After the best part of two weeks trying to firefight the Windrush scandal, Amber Rudd is a shell of a human being. Devoid of honour and credibility, her ambition narrowed down to mere survival. Putting one foot in front of the other and keeping on keeping on. One day after another, one blunder after another. She now knows so little she can barely remember her own name. Or what her job is. Her incompetence is now almost total.
For her latest outing in front of the Commons to explain why she had told the home affairs select committee there were no targets for deportations, when a Home Office official had minutes earlier admitted there were, the home secretary came armed with the support of, not just her Home Office team, but also cabinet members Michael Gove and Sajid Javid and several dozen backbenchers. The Tories are desperate for her to keep her job. Not because they believe in her competence but because they know that if she goes, the prime minister is vulnerable.
In any other circumstances, Rudd’s defence would be fairly straightforward. It was nothing to do with me, guv. It was the fault of my predecessor, who was a bit useless. As this is denied her, she is left not waving but drowning. She began by declaring her undying love for the Windrush generation. The home secretary has been doing a lot of hand-wringing loving in recent days. But then she’s got a lot of loving to fit in to make up for the many years when she didn’t give a toss.
After muddying the waters by reaffirming her commitment to getting rid of illegal immigrants – something that nobody had criticised her for – the home secretary got down to the main business. She had been right to say there were no targets for deportations. All that had happened was that a few local branches had gone rogue and started using their own “management performance tools”. AKA ringing a bell in the office whenever a plane took off back to the Caribbean with a deportee on board. Now that she was aware of this she was going to put a stop to it. Tough on targets, tough on the causes of targets.
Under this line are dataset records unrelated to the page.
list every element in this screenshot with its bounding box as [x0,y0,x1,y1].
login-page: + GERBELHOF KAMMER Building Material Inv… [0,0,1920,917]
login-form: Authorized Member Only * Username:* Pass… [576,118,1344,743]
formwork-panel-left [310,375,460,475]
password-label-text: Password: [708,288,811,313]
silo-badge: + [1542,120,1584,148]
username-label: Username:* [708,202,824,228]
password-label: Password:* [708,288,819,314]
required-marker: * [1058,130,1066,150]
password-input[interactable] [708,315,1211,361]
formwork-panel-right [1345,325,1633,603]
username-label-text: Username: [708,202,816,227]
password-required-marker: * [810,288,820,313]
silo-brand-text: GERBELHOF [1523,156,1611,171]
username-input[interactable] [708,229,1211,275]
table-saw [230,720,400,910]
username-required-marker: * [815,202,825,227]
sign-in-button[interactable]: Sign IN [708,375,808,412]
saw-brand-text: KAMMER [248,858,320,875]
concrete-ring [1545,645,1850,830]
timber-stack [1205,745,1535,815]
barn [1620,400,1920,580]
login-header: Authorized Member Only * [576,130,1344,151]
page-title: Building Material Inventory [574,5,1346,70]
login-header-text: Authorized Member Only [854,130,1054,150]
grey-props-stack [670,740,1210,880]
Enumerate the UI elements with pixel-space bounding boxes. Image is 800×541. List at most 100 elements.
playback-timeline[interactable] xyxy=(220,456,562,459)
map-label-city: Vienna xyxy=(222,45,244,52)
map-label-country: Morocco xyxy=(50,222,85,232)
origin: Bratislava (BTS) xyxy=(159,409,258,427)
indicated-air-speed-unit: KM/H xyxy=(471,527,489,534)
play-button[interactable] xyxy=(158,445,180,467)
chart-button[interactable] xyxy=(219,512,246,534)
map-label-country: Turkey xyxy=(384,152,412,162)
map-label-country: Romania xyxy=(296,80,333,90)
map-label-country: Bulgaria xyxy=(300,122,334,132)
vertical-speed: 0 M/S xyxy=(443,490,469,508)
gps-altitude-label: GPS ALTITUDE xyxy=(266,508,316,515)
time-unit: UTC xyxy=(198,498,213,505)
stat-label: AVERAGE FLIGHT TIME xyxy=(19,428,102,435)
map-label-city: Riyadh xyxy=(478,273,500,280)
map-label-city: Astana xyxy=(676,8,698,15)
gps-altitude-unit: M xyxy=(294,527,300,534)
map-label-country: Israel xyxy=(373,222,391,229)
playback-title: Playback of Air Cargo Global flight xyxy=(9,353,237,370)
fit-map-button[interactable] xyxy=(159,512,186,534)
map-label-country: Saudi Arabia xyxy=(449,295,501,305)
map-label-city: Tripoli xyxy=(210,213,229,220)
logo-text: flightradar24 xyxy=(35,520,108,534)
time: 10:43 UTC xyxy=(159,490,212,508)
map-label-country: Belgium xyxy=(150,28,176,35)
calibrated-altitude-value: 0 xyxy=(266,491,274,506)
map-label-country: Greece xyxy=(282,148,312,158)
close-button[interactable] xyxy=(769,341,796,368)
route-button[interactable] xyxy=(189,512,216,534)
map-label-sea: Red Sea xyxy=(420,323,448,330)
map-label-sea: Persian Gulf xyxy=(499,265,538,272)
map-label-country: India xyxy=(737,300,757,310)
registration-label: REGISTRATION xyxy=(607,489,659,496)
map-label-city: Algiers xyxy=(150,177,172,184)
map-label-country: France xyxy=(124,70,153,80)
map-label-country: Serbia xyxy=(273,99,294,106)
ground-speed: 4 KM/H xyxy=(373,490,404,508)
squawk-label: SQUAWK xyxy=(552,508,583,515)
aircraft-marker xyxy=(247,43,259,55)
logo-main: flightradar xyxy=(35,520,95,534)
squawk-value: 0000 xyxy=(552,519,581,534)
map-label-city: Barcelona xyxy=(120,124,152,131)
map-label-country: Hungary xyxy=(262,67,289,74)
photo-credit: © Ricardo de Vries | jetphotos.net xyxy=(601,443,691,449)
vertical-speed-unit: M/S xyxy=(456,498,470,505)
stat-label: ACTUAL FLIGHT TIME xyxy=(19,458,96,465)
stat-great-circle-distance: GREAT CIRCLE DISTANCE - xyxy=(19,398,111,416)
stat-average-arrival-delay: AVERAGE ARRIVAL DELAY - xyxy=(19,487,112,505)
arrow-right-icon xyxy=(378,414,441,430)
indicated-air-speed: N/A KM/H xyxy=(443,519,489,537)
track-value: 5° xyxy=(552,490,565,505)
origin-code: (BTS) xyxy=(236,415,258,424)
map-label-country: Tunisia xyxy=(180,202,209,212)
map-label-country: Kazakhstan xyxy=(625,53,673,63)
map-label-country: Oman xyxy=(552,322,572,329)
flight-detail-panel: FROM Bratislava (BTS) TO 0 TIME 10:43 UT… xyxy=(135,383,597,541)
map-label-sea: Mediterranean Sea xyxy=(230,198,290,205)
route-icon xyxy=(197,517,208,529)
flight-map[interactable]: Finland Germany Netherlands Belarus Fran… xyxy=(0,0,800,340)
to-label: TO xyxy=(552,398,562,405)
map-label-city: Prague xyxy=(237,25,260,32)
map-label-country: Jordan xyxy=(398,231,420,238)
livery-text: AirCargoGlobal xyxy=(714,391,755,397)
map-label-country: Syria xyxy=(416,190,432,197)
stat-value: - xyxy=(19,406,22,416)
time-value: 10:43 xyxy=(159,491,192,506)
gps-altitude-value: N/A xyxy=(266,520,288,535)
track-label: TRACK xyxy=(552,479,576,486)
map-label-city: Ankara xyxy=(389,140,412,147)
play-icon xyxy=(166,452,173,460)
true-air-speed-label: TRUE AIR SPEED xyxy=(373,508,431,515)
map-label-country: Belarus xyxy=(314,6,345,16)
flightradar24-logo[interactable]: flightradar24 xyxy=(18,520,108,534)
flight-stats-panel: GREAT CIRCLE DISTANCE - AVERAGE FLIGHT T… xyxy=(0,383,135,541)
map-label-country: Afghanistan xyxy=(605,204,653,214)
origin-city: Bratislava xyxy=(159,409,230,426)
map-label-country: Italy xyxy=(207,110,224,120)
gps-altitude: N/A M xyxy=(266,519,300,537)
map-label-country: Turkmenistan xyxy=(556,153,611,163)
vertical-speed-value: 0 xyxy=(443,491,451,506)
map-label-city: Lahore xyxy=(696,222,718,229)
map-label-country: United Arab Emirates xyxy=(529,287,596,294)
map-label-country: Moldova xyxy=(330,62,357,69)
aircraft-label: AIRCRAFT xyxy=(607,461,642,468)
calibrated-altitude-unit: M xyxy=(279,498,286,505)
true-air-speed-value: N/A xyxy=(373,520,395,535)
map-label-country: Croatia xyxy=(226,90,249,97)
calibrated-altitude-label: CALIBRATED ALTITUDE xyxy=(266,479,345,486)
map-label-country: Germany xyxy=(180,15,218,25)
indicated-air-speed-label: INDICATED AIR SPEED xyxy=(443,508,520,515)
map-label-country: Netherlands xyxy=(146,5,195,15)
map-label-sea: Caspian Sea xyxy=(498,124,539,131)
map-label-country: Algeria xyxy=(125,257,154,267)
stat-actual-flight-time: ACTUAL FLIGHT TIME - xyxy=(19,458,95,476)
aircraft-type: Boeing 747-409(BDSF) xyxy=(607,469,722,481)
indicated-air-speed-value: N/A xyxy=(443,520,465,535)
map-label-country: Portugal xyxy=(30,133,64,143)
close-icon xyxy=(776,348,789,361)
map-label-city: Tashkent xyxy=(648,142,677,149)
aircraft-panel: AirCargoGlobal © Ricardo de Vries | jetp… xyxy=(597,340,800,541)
The shadow home secretary, Diane Abbott, stood up, called for Rudd to resign and promptly sat straight back down again having completely forgotten to ask any important questions. Rudd appeared amazed and relieved by this oversight. She had been expecting to be asked how it was that branch offices were able to work out their own targets if there weren’t national targets from which to extrapolate. Not to mention the obvious point that the existence of targets make it far more likely that over-enthusiastic immigration officers won’t be too bothered to find out if the people they harass and chuck out are legal or illegal.
Thereafter, Tory after Tory crossed their fingers, prayed for forgiveness and lauded the home secretary for her great wisdom. This collective act of self-deception extended well beyond the usual suspects of the two Philips – Davies and Hollobone, who blamed the liberal metropolitan elite for making a lot of fuss about nothing – to Anna Soubry who felt that Rudd had just been led astray by Labour’s own obsessions with targets when in government.
Rudd fell on these interventions gratefully, constantly reaffirming her devotion to the Windrush generation, while conveniently ignoring both the fact that targets only became an issue when the hostile environment policy was introduced in 2013 and that a half-conscious home secretary would have known what was going on in her own department. It took Labour’s David Lammy to yet again point out that MPs had been raising these problems for years and had consistently been brushed off with a “whatever” by the Home Office.
“There are impact statements that have been ignored, there are letters from MPs and she said she wasn’t aware of a pattern,” Lammy observed. “We now understand people have been removed because of targets and she said she didn’t know. I say with all conscience is she really the right person to lead this office of state?”
Rudd knew she was in the middle of a seemingly never-ending car crash – hours later she would say she was abolishing internal targets that she had again said didn’t exist – but had no option but to press on. “I am the right person,” she insisted, yet again fighting her natural urge to resign. She may even be right. Though that said more about the lack of talent in the Tory party than her own competence.